Skeleton arguments must be concise, both define and confine the areas of controversy, be set out in numbered paragraphs, be cross-referenced to any relevant document in the bundle, and be self-contained. They must not incorporate by reference material from previous skeleton arguments, as well as not including extensive quotations from documents or authorities.

Further the skeleton argument must identify the documents to be relied upon and, where it is necessary to refer to an authority, a skeleton argument must: (a) state the proposition of law the authority demonstrates; and (b) identify the parts of the authority that support the proposition. If more than one authority is cited in support of a given proposition, the skeleton argument must briefly state why.

Paragraph 31 of Part 52C sets down that any skeleton argument must comply with the provisions of Section 5 of Practice Direction 52A and must:

(a) not normally exceed 25 pages (excluding front sheets and back sheets);
(b) be printed on A4 paper in not less than 12 point font and 1.5 line spacing.
(2) Where an appellant has filed a skeleton argument in support of an application for permission to appeal, the same skeleton argument may be relied upon in the appeal or the appellant may file an appeal skeleton argument (Timetable Section 5, Part 1).
(3) At the hearing the court may refuse to hear argument on a point not included in a skeleton argument filed within the prescribed time.

On the 13 October 2014, Jackson LJ issued a similar warning to advocates in Tchenguiz v Director of the Serious Fraud Office and another [2014] EWCA Civ 1333 where he set down in his judgment reasons for not allowing a supplementary skeleton argument which, whilst it was shorter than the original 47 pages being 34 pages with a 15 page annex, was still way over the number of pages allowed, and was in addition to the original document. Jackson LJ said at paragraph 5, “… skeleton arguments of this volume and repetition do not assist the court in its task of resolving the issues between the parties.” The Rt Hon Lady Justice of Appeal Sharp, added further:

“There has been a gross non-compliance with the rules in this case. It should be clearly understood (1) that the rules apply to all classes of litigation and there is no exception for commercial litigation and (2) that length obscures the points which are germane to the resolution of an appeal, rather than assisting in their determination.”

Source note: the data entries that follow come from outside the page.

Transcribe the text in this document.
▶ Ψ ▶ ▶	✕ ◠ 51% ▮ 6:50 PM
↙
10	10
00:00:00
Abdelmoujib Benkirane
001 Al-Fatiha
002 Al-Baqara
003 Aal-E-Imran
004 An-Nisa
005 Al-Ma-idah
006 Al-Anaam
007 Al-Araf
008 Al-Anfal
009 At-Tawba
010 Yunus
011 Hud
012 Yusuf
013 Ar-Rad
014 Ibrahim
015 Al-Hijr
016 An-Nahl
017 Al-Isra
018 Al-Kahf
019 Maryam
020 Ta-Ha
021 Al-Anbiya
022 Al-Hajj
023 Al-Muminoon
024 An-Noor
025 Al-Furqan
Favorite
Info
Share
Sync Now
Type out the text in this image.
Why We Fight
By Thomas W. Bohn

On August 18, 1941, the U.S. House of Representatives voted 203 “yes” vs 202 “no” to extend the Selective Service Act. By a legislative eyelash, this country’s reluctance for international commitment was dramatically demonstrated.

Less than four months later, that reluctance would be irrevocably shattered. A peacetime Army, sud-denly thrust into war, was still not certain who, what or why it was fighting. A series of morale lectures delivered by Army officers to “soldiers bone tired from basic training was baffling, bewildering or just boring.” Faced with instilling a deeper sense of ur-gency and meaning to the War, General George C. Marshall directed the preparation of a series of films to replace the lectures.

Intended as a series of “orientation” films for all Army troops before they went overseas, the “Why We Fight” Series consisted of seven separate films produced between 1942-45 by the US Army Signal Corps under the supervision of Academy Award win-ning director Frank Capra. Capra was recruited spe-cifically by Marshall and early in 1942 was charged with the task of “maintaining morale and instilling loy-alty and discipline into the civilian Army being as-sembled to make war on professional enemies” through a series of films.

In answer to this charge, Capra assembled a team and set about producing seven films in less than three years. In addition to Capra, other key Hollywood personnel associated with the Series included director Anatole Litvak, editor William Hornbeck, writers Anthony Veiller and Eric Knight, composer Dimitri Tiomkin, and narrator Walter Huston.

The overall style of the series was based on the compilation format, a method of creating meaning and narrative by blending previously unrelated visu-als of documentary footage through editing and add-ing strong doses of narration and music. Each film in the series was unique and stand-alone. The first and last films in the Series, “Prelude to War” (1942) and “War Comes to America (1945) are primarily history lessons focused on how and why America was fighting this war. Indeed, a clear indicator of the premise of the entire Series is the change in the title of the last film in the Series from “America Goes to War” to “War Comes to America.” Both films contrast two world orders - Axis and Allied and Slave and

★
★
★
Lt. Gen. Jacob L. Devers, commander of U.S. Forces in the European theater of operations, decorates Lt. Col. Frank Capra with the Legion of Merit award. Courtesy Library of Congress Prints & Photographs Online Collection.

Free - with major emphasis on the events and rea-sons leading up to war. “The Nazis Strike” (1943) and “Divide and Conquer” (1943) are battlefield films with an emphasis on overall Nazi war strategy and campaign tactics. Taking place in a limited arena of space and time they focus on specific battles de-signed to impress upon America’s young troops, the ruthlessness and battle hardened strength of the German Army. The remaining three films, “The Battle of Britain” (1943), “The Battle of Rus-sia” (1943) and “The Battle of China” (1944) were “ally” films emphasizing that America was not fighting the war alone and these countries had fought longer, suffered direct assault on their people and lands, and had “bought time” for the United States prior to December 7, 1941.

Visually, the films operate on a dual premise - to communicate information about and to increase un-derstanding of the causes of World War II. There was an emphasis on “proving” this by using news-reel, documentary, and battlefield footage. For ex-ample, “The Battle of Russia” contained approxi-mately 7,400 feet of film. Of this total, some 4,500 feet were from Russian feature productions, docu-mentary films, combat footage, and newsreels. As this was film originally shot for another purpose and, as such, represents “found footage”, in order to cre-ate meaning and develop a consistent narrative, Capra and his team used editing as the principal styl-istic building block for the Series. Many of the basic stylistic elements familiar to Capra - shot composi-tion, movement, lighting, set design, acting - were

It is not just the Court of Appeal that suffers, in commenting on a skeleton argument the Immigration Tribunal case of Zarour, stated:

One good thing can be said about Mr Vokes' skeleton argument before him, which is that it was short enough to make it reasonably clear how he put his case, even if it did not include this point. This is usually not so with the skeleton arguments of counsel in this field, which are all too often so intolerably prolix that they may be better described as well-fleshed corpses, doing more to conceal than reveal what the case is about.

In Inplayer Jackson LJ, came back to the topic, in respect of a skeleton argument that was 35 pages in length, to speak more bluntly. The rules above were set out, and then the following description:

In essence an appellant’s skeleton should provide a concise, user friendly introduction for the benefit of the three judges who will probably have had no previous involvement in the case. The Skeleton should then set out the points to be argued clearly and concisely, with cross-references to relevant documents and authorities, in the manner prescribed by Practice Direction 52A paragraph 5.

In giving guidance about going about the business of drafting Jackson LJ, suggested “…the task is not rocket science. It requires a few minutes clear thought and planning before you start.”
Skeleton arguments continue to provide the vital start and clear path to the ultimate aim of showing a legal point in the best light. As described above by various judges, concealing the case within volumes of material, simply prevents the arguments from seeing the light of day before the hearing.